First I use a type of insulation foam which is used to insulate houses, the off cut’s are ideal to make models. (Please excuse my untidy workspace).
On many occasions I do not use a portal for the train tunnel, but carve my own into the foam, this model I decided to paint a resin postal to use.
The roof of the tunnel was shaped by using a desert spoon.
Once dry, I paint the rocks with a very watery black into the cracks.
Then I use a light emulsion on an almost dry brush to bring out the highlights
The tunnel portal can be then glued onto the foam by using a strong contact adhesive bought from the Poundland shop in the town centre. The model is now ready to
Start applying the landscaping. This is a matter of taste and I vary my models by the use of a variety of types of grasses & bushes. Most of my materials are Woodland Scenics,
Although I do sometimes use other makes. On this model I have chosen to first apply an olive coloured grass onto the rock embankment.

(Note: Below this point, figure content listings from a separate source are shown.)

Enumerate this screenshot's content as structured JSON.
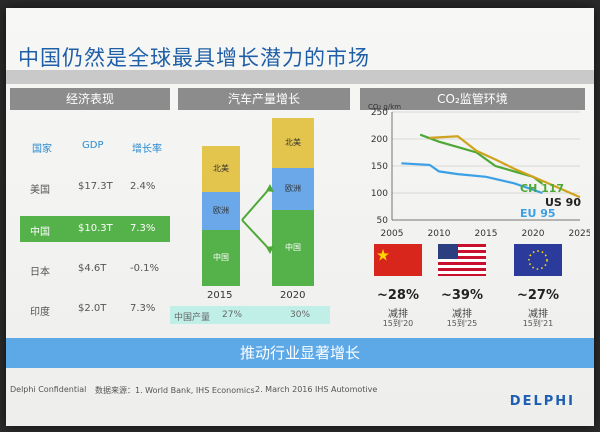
{
  "title": "中国仍然是全球最具增长潜力的市场",
  "panels": {
    "economy": "经济表现",
    "auto": "汽车产量增长",
    "co2": "CO₂监管环境"
  },
  "economy_table": {
    "headers": [
      "国家",
      "GDP",
      "增长率"
    ],
    "rows": [
      {
        "country": "美国",
        "gdp": "$17.3T",
        "growth": "2.4%"
      },
      {
        "country": "中国",
        "gdp": "$10.3T",
        "growth": "7.3%"
      },
      {
        "country": "日本",
        "gdp": "$4.6T",
        "growth": "-0.1%"
      },
      {
        "country": "印度",
        "gdp": "$2.0T",
        "growth": "7.3%"
      }
    ]
  },
  "auto_chart": {
    "years": [
      "2015",
      "2020"
    ],
    "segments": [
      "中国",
      "欧洲",
      "北美"
    ],
    "production_note": "中国产量",
    "production_values": [
      "27%",
      "30%"
    ]
  },
  "chart_data": {
    "type": "line",
    "ylabel": "CO₂ g/km",
    "x_ticks": [
      2005,
      2010,
      2015,
      2020,
      2025
    ],
    "y_ticks": [
      50,
      100,
      150,
      200,
      250
    ],
    "xlim": [
      2005,
      2025
    ],
    "ylim": [
      50,
      250
    ],
    "series": [
      {
        "name": "CH 117",
        "color": "#4ea836",
        "points": [
          [
            2008,
            208
          ],
          [
            2010,
            195
          ],
          [
            2012,
            185
          ],
          [
            2014,
            175
          ],
          [
            2016,
            150
          ],
          [
            2018,
            140
          ],
          [
            2020,
            130
          ],
          [
            2021,
            117
          ]
        ]
      },
      {
        "name": "US 90",
        "color": "#cfa31e",
        "points": [
          [
            2009,
            202
          ],
          [
            2012,
            205
          ],
          [
            2014,
            178
          ],
          [
            2016,
            162
          ],
          [
            2018,
            145
          ],
          [
            2020,
            130
          ],
          [
            2022,
            115
          ],
          [
            2025,
            92
          ]
        ]
      },
      {
        "name": "EU 95",
        "color": "#3aa0e6",
        "points": [
          [
            2006,
            155
          ],
          [
            2009,
            152
          ],
          [
            2010,
            140
          ],
          [
            2012,
            135
          ],
          [
            2015,
            130
          ],
          [
            2018,
            118
          ],
          [
            2021,
            100
          ]
        ]
      }
    ]
  },
  "co2_reductions": [
    {
      "country": "china",
      "pct": "~28%",
      "label": "减排",
      "period": "15到'20"
    },
    {
      "country": "usa",
      "pct": "~39%",
      "label": "减排",
      "period": "15到'25"
    },
    {
      "country": "eu",
      "pct": "~27%",
      "label": "减排",
      "period": "15到'21"
    }
  ],
  "bottom_banner": "推动行业显著增长",
  "footer": {
    "sources": "数据来源：1. World Bank, IHS Economics",
    "source2": "2. March 2016 IHS Automotive",
    "left_small": "Delphi Confidential",
    "logo": "DELPHI"
  },
  "colors": {
    "green": "#55b14a",
    "blue_bar": "#6aa8ea",
    "yellow_bar": "#e3c44c",
    "title": "#1f5fa8"
  }
}
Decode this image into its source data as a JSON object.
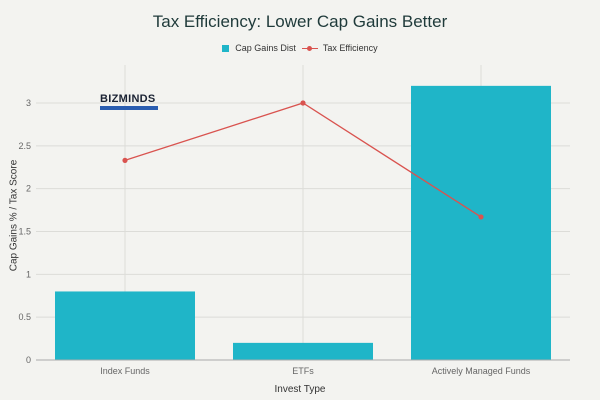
{
  "chart_data": {
    "type": "bar",
    "title": "Tax Efficiency: Lower Cap Gains Better",
    "xlabel": "Invest Type",
    "ylabel": "Cap Gains % / Tax Score",
    "categories": [
      "Index Funds",
      "ETFs",
      "Actively Managed Funds"
    ],
    "series": [
      {
        "name": "Cap Gains Dist",
        "type": "bar",
        "color": "#1fb5c8",
        "values": [
          0.8,
          0.2,
          3.2
        ]
      },
      {
        "name": "Tax Efficiency",
        "type": "line",
        "color": "#d9534f",
        "values": [
          2.33,
          3.0,
          1.67
        ]
      }
    ],
    "ylim": [
      0,
      3.3
    ],
    "yticks": [
      0,
      0.5,
      1,
      1.5,
      2,
      2.5,
      3
    ],
    "ytick_labels": [
      "0",
      "0.5",
      "1",
      "1.5",
      "2",
      "2.5",
      "3"
    ],
    "grid": true,
    "legend_position": "top"
  },
  "logo": {
    "text": "BIZMINDS"
  }
}
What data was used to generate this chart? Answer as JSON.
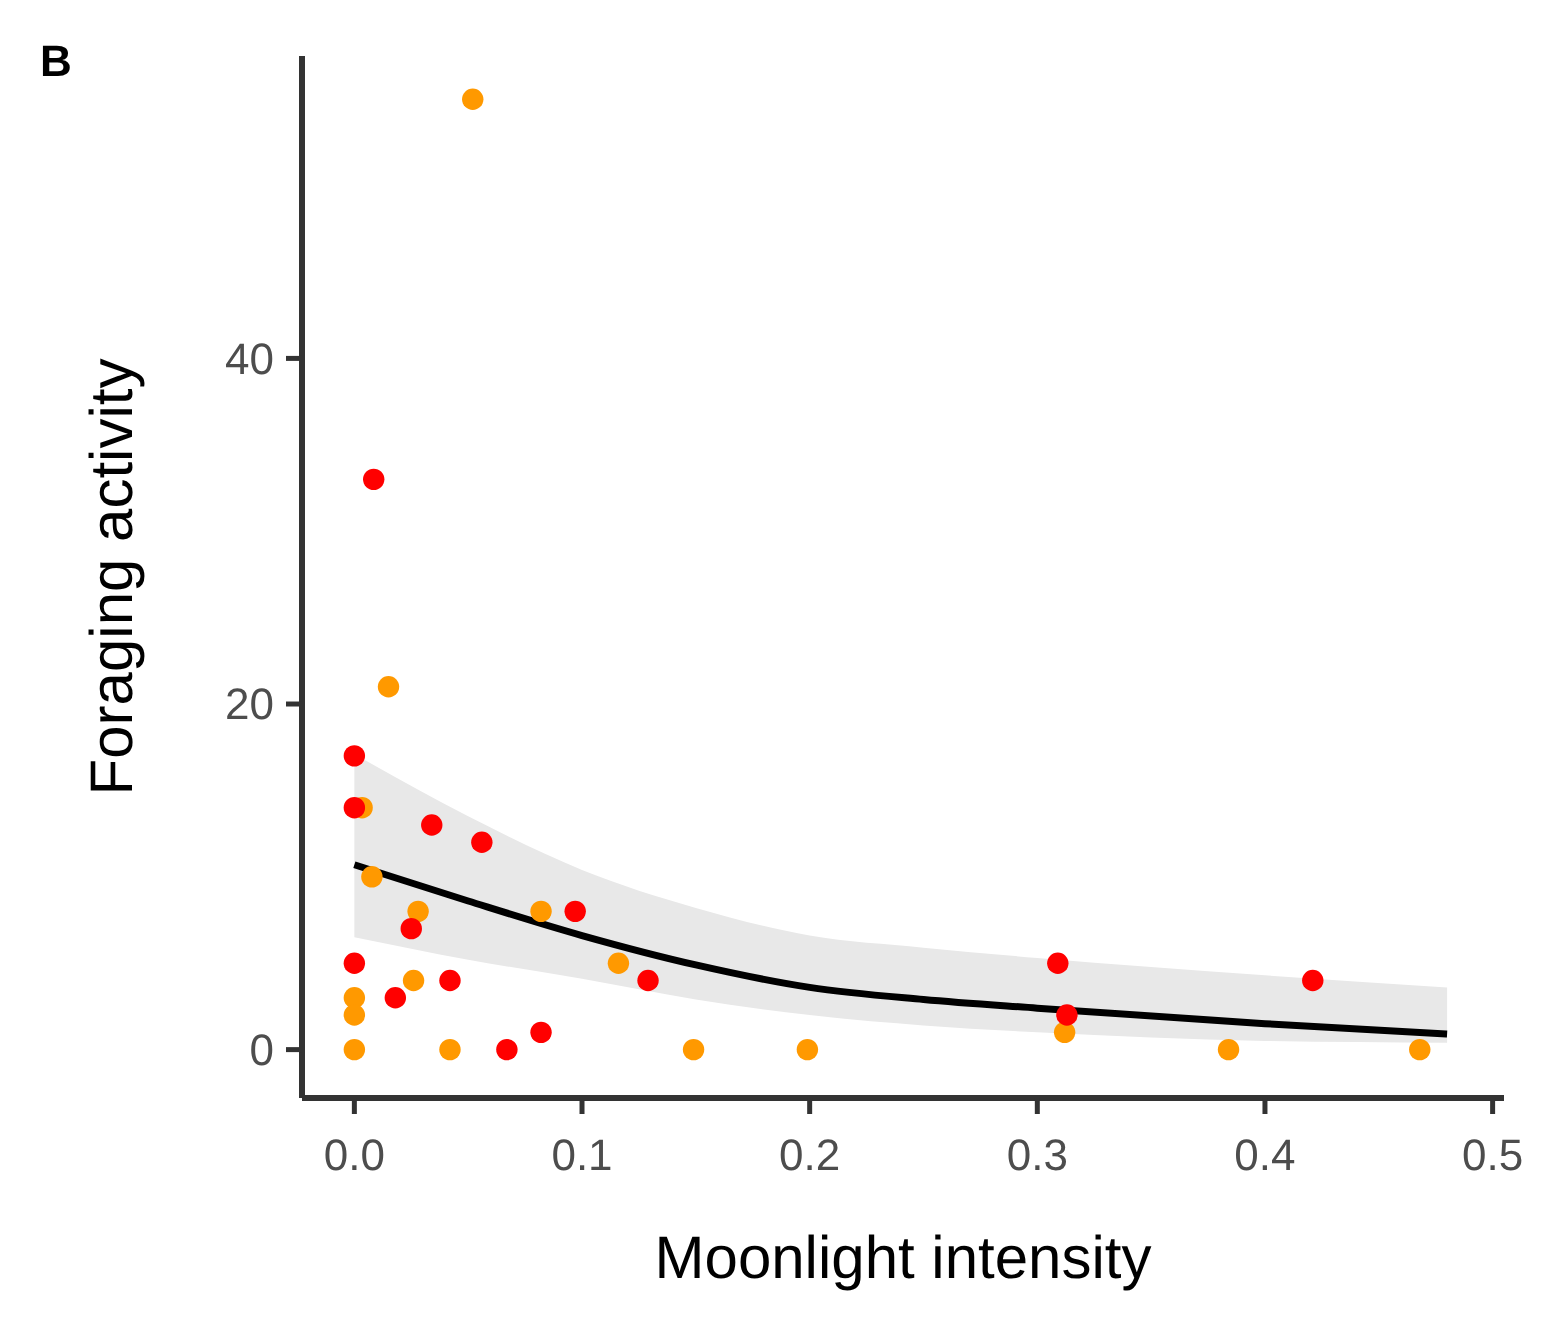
{
  "chart_data": {
    "type": "scatter",
    "title": "B",
    "xlabel": "Moonlight intensity",
    "ylabel": "Foraging activity",
    "xlim": [
      -0.023,
      0.505
    ],
    "ylim": [
      -2.8,
      57.5
    ],
    "xticks": [
      {
        "value": 0,
        "label": "0.0"
      },
      0.1,
      0.2,
      0.3,
      0.4,
      0.5
    ],
    "yticks": [
      0,
      20,
      40
    ],
    "grid": false,
    "marker": "circle",
    "series": [
      {
        "type": "line",
        "marker": "none",
        "color": "#000000",
        "x": [
          0,
          0.05,
          0.1,
          0.15,
          0.2,
          0.25,
          0.3,
          0.4,
          0.48
        ],
        "values": [
          10.7,
          8.6,
          6.6,
          4.9,
          3.6,
          2.9,
          2.4,
          1.5,
          0.9
        ],
        "lower": [
          6.5,
          5.2,
          4.1,
          2.9,
          2.0,
          1.4,
          1.0,
          0.5,
          0.4
        ],
        "upper": [
          17.1,
          13.5,
          10.4,
          8.2,
          6.6,
          5.9,
          5.3,
          4.3,
          3.6
        ]
      },
      {
        "color": "#ff9900",
        "x": [
          0.052,
          0.015,
          0.0034,
          0.0077,
          0.028,
          0.082,
          0.116,
          0.026,
          0,
          0,
          0,
          0.042,
          0.149,
          0.199,
          0.312,
          0.384,
          0.468
        ],
        "values": [
          55,
          21,
          14,
          10,
          8,
          8,
          5,
          4,
          3,
          2,
          0,
          0,
          0,
          0,
          1,
          0,
          0
        ]
      },
      {
        "color": "#ff0000",
        "x": [
          0.0085,
          0,
          0,
          0.034,
          0.056,
          0.025,
          0.097,
          0,
          0.042,
          0.129,
          0.018,
          0.067,
          0.082,
          0.309,
          0.313,
          0.421
        ],
        "values": [
          33,
          17,
          14,
          13,
          12,
          7,
          8,
          5,
          4,
          4,
          3,
          0,
          1,
          5,
          2,
          4
        ]
      }
    ]
  }
}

Then I applied a summer ‘Static grass’ by the use of an electric applicator
With short static grass, the static effect of making the grass stand up is not very effective. But when I use 4.5mm & 6mm grass the effect is very lifelike.

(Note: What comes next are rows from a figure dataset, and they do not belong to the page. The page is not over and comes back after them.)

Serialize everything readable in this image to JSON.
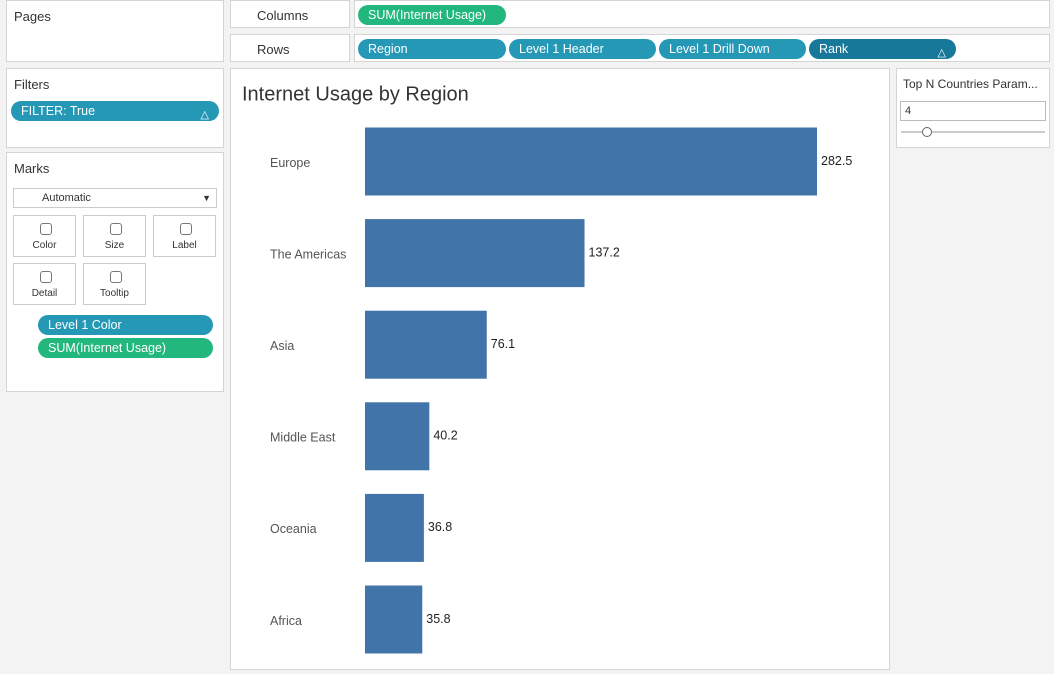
{
  "pages": {
    "title": "Pages"
  },
  "filters": {
    "title": "Filters",
    "pills": [
      "FILTER: True"
    ]
  },
  "marks": {
    "title": "Marks",
    "mark_type": "Automatic",
    "cards": [
      "Color",
      "Size",
      "Label",
      "Detail",
      "Tooltip"
    ],
    "pills": [
      "Level 1 Color",
      "SUM(Internet Usage)"
    ]
  },
  "columns": {
    "label": "Columns",
    "pills": [
      "SUM(Internet Usage)"
    ]
  },
  "rows": {
    "label": "Rows",
    "pills": [
      "Region",
      "Level 1 Header",
      "Level 1 Drill Down",
      "Rank"
    ]
  },
  "parameter": {
    "title": "Top N Countries Param...",
    "value": 4
  },
  "chart_data": {
    "type": "bar",
    "orientation": "horizontal",
    "title": "Internet Usage by Region",
    "categories": [
      "Europe",
      "The Americas",
      "Asia",
      "Middle East",
      "Oceania",
      "Africa"
    ],
    "values": [
      282.5,
      137.2,
      76.1,
      40.2,
      36.8,
      35.8
    ],
    "color": "#4174a8"
  }
}
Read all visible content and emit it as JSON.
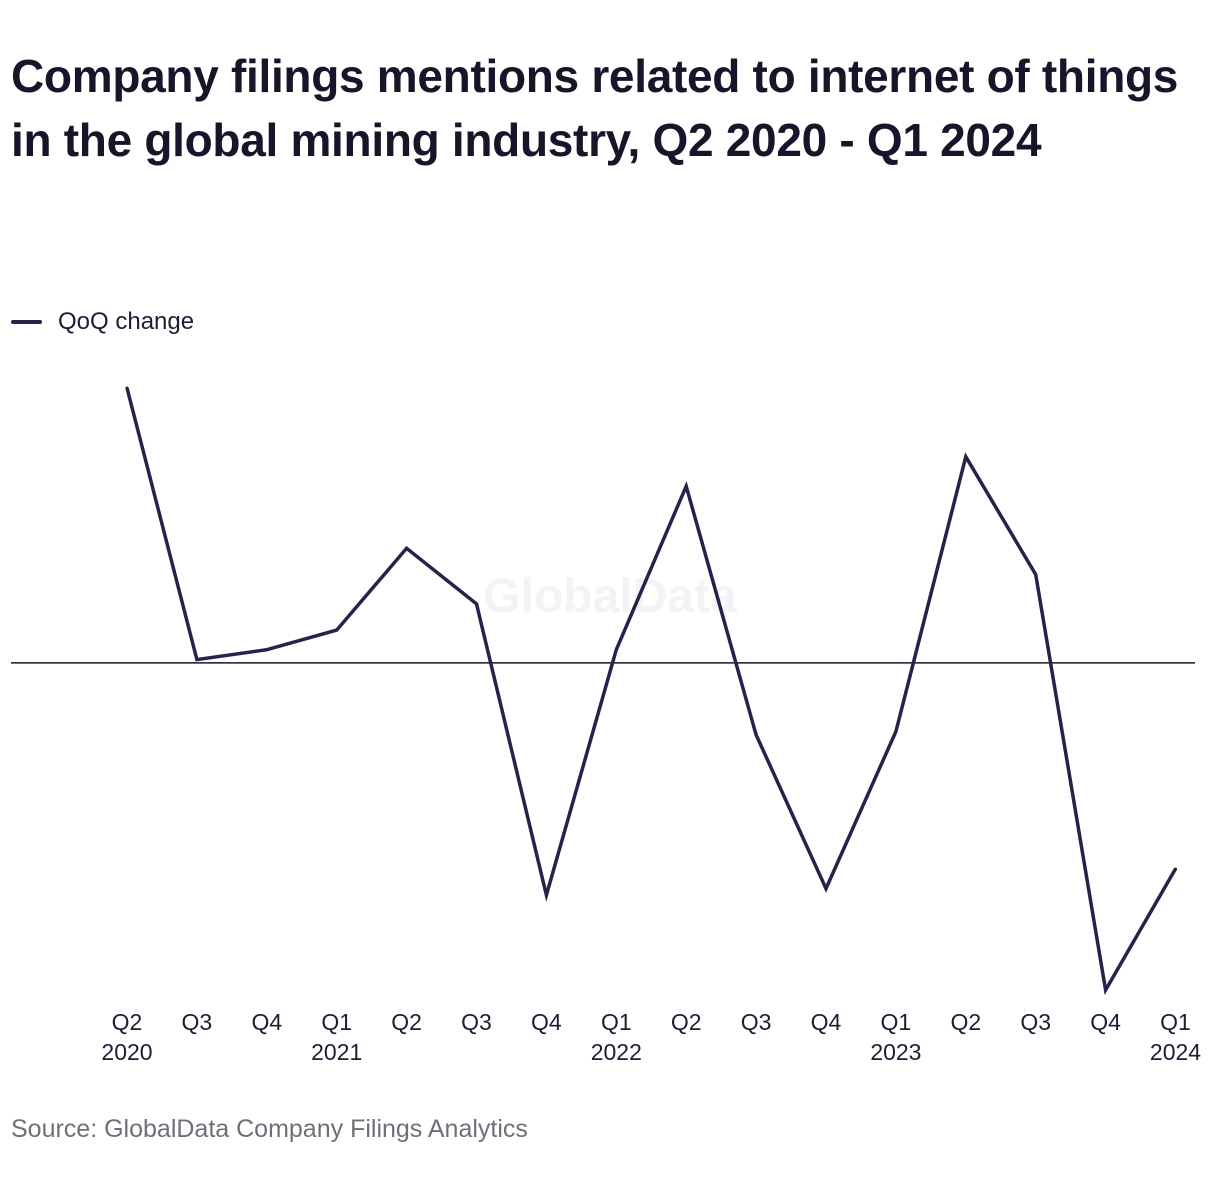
{
  "title": "Company filings mentions related to internet of things in the global mining industry, Q2 2020 - Q1 2024",
  "watermark": "GlobalData",
  "source": "Source: GlobalData Company Filings Analytics",
  "colors": {
    "series": "#2c1f4a",
    "zero_line": "#16152a",
    "title": "#16152a",
    "source": "#6f6f78"
  },
  "chart_data": {
    "type": "line",
    "title": "Company filings mentions related to internet of things in the global mining industry, Q2 2020 - Q1 2024",
    "xlabel": "",
    "ylabel": "",
    "y_axis_labels": "hidden",
    "grid": false,
    "zero_line": true,
    "legend_position": "top-left",
    "ylim": [
      -100,
      84
    ],
    "categories": [
      {
        "quarter": "Q2",
        "year": "2020"
      },
      {
        "quarter": "Q3",
        "year": ""
      },
      {
        "quarter": "Q4",
        "year": ""
      },
      {
        "quarter": "Q1",
        "year": "2021"
      },
      {
        "quarter": "Q2",
        "year": ""
      },
      {
        "quarter": "Q3",
        "year": ""
      },
      {
        "quarter": "Q4",
        "year": ""
      },
      {
        "quarter": "Q1",
        "year": "2022"
      },
      {
        "quarter": "Q2",
        "year": ""
      },
      {
        "quarter": "Q3",
        "year": ""
      },
      {
        "quarter": "Q4",
        "year": ""
      },
      {
        "quarter": "Q1",
        "year": "2023"
      },
      {
        "quarter": "Q2",
        "year": ""
      },
      {
        "quarter": "Q3",
        "year": ""
      },
      {
        "quarter": "Q4",
        "year": ""
      },
      {
        "quarter": "Q1",
        "year": "2024"
      }
    ],
    "series": [
      {
        "name": "QoQ change",
        "values": [
          84,
          1,
          4,
          10,
          35,
          18,
          -71,
          4,
          54,
          -22,
          -69,
          -21,
          63,
          27,
          -100,
          -63
        ]
      }
    ]
  }
}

The next job is to apply a variety of bushes onto the model, again by PVA glue
All that is left to do then is to give the model a spray of watered down PVA glue (always remember to run some clear water through the spray when you have finished as it can set in the nozzle & ruin the spray for future use). I then sprinkled some Woodland scenics coarse turf onto the summer static grass and a little on the rocks.

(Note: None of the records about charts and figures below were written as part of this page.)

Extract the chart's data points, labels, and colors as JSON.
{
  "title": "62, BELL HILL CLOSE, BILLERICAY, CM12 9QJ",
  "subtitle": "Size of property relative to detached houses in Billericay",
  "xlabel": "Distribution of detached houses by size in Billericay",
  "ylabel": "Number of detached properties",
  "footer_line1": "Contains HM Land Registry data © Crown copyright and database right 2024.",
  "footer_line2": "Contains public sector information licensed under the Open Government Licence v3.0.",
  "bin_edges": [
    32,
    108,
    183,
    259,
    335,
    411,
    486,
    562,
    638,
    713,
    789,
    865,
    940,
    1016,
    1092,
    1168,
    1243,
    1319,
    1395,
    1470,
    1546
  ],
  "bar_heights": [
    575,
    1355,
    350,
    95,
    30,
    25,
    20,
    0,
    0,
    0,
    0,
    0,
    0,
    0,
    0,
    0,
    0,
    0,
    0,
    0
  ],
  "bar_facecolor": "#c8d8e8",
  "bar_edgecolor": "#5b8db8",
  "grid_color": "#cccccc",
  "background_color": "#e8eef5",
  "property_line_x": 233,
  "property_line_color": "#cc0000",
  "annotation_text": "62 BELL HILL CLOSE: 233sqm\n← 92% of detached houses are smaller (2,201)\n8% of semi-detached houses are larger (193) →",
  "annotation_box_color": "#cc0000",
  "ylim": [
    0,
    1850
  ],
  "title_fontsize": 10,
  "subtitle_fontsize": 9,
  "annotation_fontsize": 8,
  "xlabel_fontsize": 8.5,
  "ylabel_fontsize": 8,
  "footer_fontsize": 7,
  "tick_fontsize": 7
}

I usually add a row of various bushes along the back edge of the model.
That is how I make a train tunnel out of styrofoam, I hope that it gives you some ideas? Whilst this is drying – Here’s one I made earlier where I carved the portal myself.
Martin – I think it’s a suberb model railroad tunnel ‘how to’. Thank you from all of us.
And for those of us not as talented as Martin, don’t forget the Beginner’s Guide where there is lots more stuff like this.
If you’re new to the blog, there are hundreds and hundreds of posts that will help you – but you really do need to jump on the newsletter to see them all.
Here’s a few that may help:
Both of these use tunnel downloads from the printable buildings.
Others, just freestyle all the way – like Peter. You can see how he made his model railroad tunnel here.
Mark also has a very simple and effective way of adding scenery to his tunnels.
His tunnel is made from plaster rather than styrofoam, but the effect is the same, have a look at his pics:
Whatever method you use to make a tunnel for your layout, there is always something very important you should consider.
I see it come up time and time again on the blog – and knowing it can save you a lot of blood, sweat and tears.
It’s this: always make sure you have access to the inside of your tunnel.
You will get derailments in there. You will need to clean the track in there. And somehow, stuff that shouldn’t be in there gets there.
Here’s Ron to elaborate:
“Hi Al, just a couple of pics of the corner tunnel I made on my shed layout, I got the retaining walls on ebay.
I weathered them with my weathering powders in about an hour, really easy to do.
I wanted access to my track for cleaning and maintenance so I bought a couple of those magnetic latches you get for wardrobe doors etc, which works great.
I hope the tip is useful to somebody out there, by the way the whole train tunnel and scenery cost me about $20.00 using scrap timber and scatter etc from my bits box.
Thanks for all the brilliant tips and information from some really great modelers on here.
Of course, with a styrofoam tunnel, you may need to get your thinking cap on.
But however you make your train tunnel, access is really, really important – it doesn’t matter how good your landscaping and scenery is, if your layout doesn’t let you run your trains because of a troublesome tunnel, it will become a real thorn in your side.